By saying **p your saying that its a pointer to another pointer or even a pointer to an array of pointers (*p[]) this is bad because all you have to do is get your indexing logic wrong and boom! yet another segfault!

My advise is keep it simple and only use *p to point to the struct and them use the *next inside to walk through your list; <== OMG I even punctuate in C! :lolflag:

Mike

Can+~
May 6th, 2008, 07:33 PM
When you got an existing block associated to a variable, say:


int a = 2;

It will reserve a space of memory for it. And create pointers this way:


int *ptr_a;

It will also reserve some memory for the pointer. You can access the pointer of that variable with:


ptr_a = &a;

This works, it's easy to do, but, it doesn't work inside the local scope. You can pass a pointer of a variable to a function, and it will operate over the pointed variable. But, if you want to create a pointer inside a function, and return it, you'll get an error, since, variables created inside a function die when the function ends, therefore, you can't point to a variable which will die. I know there might be better explanations for this, but you get the idea, you can't point to a local variable.

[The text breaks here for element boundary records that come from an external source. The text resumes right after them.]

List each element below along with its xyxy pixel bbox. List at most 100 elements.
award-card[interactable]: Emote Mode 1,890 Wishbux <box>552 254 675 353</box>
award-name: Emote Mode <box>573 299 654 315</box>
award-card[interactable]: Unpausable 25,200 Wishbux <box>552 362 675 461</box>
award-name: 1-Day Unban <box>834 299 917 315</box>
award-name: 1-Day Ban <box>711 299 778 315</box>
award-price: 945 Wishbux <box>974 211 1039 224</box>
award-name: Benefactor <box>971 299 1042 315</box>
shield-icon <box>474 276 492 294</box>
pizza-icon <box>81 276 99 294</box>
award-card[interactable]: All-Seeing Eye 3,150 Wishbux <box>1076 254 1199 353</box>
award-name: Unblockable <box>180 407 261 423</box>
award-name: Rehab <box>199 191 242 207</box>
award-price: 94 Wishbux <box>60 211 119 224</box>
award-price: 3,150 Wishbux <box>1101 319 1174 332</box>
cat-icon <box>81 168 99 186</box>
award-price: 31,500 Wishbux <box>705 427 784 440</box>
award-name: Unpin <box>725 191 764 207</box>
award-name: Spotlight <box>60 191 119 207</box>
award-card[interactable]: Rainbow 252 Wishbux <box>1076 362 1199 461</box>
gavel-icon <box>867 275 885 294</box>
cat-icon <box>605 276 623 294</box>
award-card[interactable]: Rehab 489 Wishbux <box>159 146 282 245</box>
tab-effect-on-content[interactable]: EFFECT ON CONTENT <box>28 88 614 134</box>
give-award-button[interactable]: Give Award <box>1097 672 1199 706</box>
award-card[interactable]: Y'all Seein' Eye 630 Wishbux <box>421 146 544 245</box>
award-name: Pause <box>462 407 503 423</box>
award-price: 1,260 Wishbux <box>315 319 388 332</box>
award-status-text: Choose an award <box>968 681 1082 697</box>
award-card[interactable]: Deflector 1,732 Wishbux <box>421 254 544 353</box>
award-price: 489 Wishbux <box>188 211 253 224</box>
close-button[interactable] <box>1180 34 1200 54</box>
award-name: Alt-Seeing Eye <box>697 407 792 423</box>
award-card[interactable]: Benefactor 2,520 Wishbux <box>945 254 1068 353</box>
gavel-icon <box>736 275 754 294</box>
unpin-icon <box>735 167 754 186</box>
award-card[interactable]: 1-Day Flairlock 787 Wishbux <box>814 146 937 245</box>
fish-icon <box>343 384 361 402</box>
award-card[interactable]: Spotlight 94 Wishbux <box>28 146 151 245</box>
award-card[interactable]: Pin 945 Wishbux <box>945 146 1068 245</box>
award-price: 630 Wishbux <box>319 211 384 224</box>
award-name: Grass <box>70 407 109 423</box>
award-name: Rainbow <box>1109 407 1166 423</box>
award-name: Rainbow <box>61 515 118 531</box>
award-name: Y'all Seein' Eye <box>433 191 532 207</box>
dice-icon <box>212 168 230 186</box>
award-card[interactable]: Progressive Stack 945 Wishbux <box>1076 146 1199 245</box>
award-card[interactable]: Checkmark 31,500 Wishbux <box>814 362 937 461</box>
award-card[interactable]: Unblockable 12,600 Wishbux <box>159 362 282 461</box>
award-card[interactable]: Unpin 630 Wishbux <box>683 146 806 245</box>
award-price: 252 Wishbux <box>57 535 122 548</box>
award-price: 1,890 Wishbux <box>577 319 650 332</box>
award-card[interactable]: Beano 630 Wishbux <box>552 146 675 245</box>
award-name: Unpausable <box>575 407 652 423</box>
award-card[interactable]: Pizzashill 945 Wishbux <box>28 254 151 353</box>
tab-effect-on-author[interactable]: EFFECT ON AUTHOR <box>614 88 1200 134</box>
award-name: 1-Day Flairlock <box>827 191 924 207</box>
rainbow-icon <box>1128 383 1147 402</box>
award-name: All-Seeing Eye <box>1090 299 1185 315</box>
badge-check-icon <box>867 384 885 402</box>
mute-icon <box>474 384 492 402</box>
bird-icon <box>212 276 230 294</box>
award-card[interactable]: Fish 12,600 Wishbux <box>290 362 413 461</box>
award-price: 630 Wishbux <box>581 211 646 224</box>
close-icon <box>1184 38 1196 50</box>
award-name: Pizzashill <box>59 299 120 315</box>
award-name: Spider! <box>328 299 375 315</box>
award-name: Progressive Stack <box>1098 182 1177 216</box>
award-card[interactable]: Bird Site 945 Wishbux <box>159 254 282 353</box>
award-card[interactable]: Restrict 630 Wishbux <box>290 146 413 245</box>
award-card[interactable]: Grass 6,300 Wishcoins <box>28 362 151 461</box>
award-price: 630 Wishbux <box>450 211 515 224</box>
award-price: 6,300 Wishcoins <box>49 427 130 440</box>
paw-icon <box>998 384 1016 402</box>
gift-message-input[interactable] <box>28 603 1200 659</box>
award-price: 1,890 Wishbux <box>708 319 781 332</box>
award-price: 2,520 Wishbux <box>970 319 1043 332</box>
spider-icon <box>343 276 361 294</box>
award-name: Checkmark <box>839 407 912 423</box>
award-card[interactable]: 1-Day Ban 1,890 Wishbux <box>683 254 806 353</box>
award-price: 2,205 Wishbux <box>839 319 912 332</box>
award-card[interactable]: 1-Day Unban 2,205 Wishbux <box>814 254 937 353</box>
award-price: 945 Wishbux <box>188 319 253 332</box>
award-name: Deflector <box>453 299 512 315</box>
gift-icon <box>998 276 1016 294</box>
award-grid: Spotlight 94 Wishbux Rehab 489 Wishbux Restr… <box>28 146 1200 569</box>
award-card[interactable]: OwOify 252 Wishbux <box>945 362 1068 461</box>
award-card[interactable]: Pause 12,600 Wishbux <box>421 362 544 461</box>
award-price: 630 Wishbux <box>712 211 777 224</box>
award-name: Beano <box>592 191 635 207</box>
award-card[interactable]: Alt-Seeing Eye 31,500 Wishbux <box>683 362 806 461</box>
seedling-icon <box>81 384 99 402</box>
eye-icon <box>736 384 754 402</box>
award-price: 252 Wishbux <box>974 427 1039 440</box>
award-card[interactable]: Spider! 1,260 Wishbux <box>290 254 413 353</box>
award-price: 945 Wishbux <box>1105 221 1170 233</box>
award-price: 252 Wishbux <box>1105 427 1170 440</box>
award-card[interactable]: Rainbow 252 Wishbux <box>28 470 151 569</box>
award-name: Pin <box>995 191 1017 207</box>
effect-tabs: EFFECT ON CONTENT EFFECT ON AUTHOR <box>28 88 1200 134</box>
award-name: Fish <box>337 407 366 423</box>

That's why you use malloc, it saves a space of memory, of a specified size, and returns the pointer to it, and you do a CAST to the type you want. This reserver memory won't go free as function ends, in fact, it won't go free unless you specify it to go free.


typedef struct NODE
{
int value;
struct NODE *__next__; // Looks pythonish, but that's just me.
}node;

node *newNode()
{
node *nnode = (node*)malloc(sizeof(node));
nnode->value = 0;
nnode->__next__ = NULL;
return nnode;
}

I'm not sure that making linked lists is the best way to start with pointers, there are other simple examples, like this one:


void square(int *value)
{
*value *= *value;
}

int main()
{
int x=5;
printf("value1: %d\n", x);
square(&x);
printf("value2: %d\n", x);

return 0;
}

This passes the reference to the variable x (which holds 5) to the square function. You may notice that square does not return anything, it uses the value inside x and edits it on place.